Her recent paintings tap into a sense of otherness; worlds within worlds, mirroring and yet upsetting what is outside. She’s keen to create spaces that can't easily be put into context, exploring settings that convey a sense of artifice; mysterious, disorientating, and kaleidoscopic.
Through the use of vivid, illuminating colour, shape and pattern, She confronts the viewer with the ambiguous; creating a sense of tension by playing with surface, texture, light and dark.
She has exhibited at The Affordable Art Fair and The London Art Fair, as well as group exhibitions including The Ingram Collection Young Contemporary Talent Purchase Prize and Exceptional, Collyer Bristow. She has been shortlisted for Bloomberg New Contemporaries, Threadneedle and John Moores.
Lucy Ralph considers her work as hard to place: To those who would like to put her definitively in the pictorial register, she retorts that her gesture is more performative and sculptural than they think. To those who classify her above all as an abstract painter, she replies that she never ceases to represent the body, from every angle.
Where some perceive violence, she objects that she is in search of reparation.
And if you want to concentrate first on the peaceful colours she uses, the pastel pinks, the soft blues, the yellows tempted by grey, you'd better not be fooled: under the pictorial layer, the different layers show through like the experiences that Lucy Ralph has lived without wanting to eradicate them.

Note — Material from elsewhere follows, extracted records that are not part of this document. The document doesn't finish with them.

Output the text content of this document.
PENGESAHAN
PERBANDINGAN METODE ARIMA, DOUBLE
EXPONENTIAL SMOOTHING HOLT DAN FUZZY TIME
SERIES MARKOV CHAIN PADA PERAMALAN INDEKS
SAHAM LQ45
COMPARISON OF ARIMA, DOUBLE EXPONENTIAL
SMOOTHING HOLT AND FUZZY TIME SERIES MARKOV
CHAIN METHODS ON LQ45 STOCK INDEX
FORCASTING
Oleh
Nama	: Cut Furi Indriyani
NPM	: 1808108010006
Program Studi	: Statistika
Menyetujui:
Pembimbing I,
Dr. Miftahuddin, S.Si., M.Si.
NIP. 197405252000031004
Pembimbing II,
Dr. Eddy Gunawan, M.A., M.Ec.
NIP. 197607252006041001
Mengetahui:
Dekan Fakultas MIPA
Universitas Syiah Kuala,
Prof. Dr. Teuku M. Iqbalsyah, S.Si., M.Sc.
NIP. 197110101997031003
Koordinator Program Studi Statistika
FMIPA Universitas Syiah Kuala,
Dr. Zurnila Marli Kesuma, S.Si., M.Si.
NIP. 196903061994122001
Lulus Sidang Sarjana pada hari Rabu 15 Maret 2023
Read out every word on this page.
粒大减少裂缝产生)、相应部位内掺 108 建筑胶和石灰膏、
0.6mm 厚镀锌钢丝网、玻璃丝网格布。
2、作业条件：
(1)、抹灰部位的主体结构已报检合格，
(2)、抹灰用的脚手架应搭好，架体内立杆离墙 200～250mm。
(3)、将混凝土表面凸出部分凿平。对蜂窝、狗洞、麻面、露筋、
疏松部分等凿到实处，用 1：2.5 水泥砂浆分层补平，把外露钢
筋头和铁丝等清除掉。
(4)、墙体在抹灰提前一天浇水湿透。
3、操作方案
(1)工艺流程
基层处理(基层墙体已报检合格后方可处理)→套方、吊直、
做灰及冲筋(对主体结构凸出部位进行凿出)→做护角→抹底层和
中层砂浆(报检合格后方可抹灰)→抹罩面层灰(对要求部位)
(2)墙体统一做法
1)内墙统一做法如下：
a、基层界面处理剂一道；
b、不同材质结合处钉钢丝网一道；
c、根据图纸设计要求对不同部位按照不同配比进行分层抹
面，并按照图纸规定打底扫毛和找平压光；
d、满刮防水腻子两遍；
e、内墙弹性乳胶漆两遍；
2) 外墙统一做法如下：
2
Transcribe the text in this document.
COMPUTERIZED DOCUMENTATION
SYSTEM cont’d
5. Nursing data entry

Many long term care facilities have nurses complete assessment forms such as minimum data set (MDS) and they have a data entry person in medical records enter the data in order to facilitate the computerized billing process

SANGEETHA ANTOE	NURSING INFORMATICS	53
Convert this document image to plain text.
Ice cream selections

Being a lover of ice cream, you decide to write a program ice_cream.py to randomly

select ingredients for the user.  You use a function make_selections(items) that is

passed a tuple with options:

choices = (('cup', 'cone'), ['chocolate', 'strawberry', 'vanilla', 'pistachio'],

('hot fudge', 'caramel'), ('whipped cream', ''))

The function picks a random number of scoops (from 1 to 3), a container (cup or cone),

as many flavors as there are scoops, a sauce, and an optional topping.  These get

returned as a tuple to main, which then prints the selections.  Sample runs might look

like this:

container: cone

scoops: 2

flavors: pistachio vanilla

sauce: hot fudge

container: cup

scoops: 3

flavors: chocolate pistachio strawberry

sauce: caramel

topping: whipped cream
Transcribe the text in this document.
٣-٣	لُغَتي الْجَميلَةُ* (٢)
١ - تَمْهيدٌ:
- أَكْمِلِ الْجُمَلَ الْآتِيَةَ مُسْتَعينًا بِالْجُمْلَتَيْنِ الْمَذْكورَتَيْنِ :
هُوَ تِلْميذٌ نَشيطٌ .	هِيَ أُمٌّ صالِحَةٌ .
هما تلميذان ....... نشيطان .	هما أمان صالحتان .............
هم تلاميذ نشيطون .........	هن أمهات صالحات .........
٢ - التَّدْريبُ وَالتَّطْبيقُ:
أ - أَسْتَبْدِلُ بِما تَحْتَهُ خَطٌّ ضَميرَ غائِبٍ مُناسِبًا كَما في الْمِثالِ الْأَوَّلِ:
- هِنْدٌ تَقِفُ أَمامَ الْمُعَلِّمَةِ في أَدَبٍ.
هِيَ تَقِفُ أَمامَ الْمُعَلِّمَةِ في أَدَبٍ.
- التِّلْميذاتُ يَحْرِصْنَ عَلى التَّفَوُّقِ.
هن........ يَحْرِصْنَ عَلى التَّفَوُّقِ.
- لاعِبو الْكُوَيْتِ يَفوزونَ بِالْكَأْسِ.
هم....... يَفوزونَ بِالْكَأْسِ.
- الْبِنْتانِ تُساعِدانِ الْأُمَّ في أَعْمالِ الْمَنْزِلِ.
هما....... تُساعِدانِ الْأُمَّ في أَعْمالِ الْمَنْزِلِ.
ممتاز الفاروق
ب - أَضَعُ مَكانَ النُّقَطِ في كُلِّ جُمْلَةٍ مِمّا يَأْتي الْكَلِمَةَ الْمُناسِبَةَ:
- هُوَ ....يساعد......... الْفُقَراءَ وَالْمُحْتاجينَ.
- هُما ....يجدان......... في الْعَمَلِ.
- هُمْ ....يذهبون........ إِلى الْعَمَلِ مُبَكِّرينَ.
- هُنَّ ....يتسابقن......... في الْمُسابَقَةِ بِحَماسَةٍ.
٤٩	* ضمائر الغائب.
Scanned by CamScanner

She works with oil paint, manipulating it with paint brushes, fingernails, screwdrivers and sometimes even embroidering it. She scratches, erases, rubs and brushes, often hiding fragments of poems or text between several layers. In all her gestures, ambivalence prevails: virulence and aggressiveness rub shoulders with delicacy and care.
Lucy Ralph's work is closely related to the world of hospitals, to the feeling of separation from one’s own body and the need to surrender to the responsibility of others, felt after various operations and medical interventions. But her painting is not the sole expression of the vulnerability of a body that proves to be unreliable; far from it, she also
makes us see the body as genuine armour.
Mengxi Zhang is an artist living and working in London, UK. She graduated from BA Fine Art at Central Saint Martins in 2012 and recently finished the Turps Studio Programme (2019-2021).
Recently her work has been shown at Tabula Rasa Gallery in ArtShenzhen and both Part One and Part Two of the exhibition Dreamlands at OHSH Projects in London.
Her practice uses painting to explore themes around the body and the psychic states we occupy. Her process lets the unknown unfold through experimentation and improvisation.
Zhang's paintings are open, unassuming, restless and energetic combined with awkwardness and ambiguity. The body is represented as how it feels to inhabit. The boundary between the interior and the exterior is blurred, the painting surface becomes skin, the body becomes landscape.
Mengxi Zhang’s experimental approach to mark making and colours is a visual translation of her experiences and perception of the world. The way she paints is fuelled by the tension between the contrasting pairings of transparency and opacity, control and impulse, order and chaos. Her work travels through the dialogue of bodily senses employing her own painting language that explores subjectivity and freedom outside of the patriarchal narrative.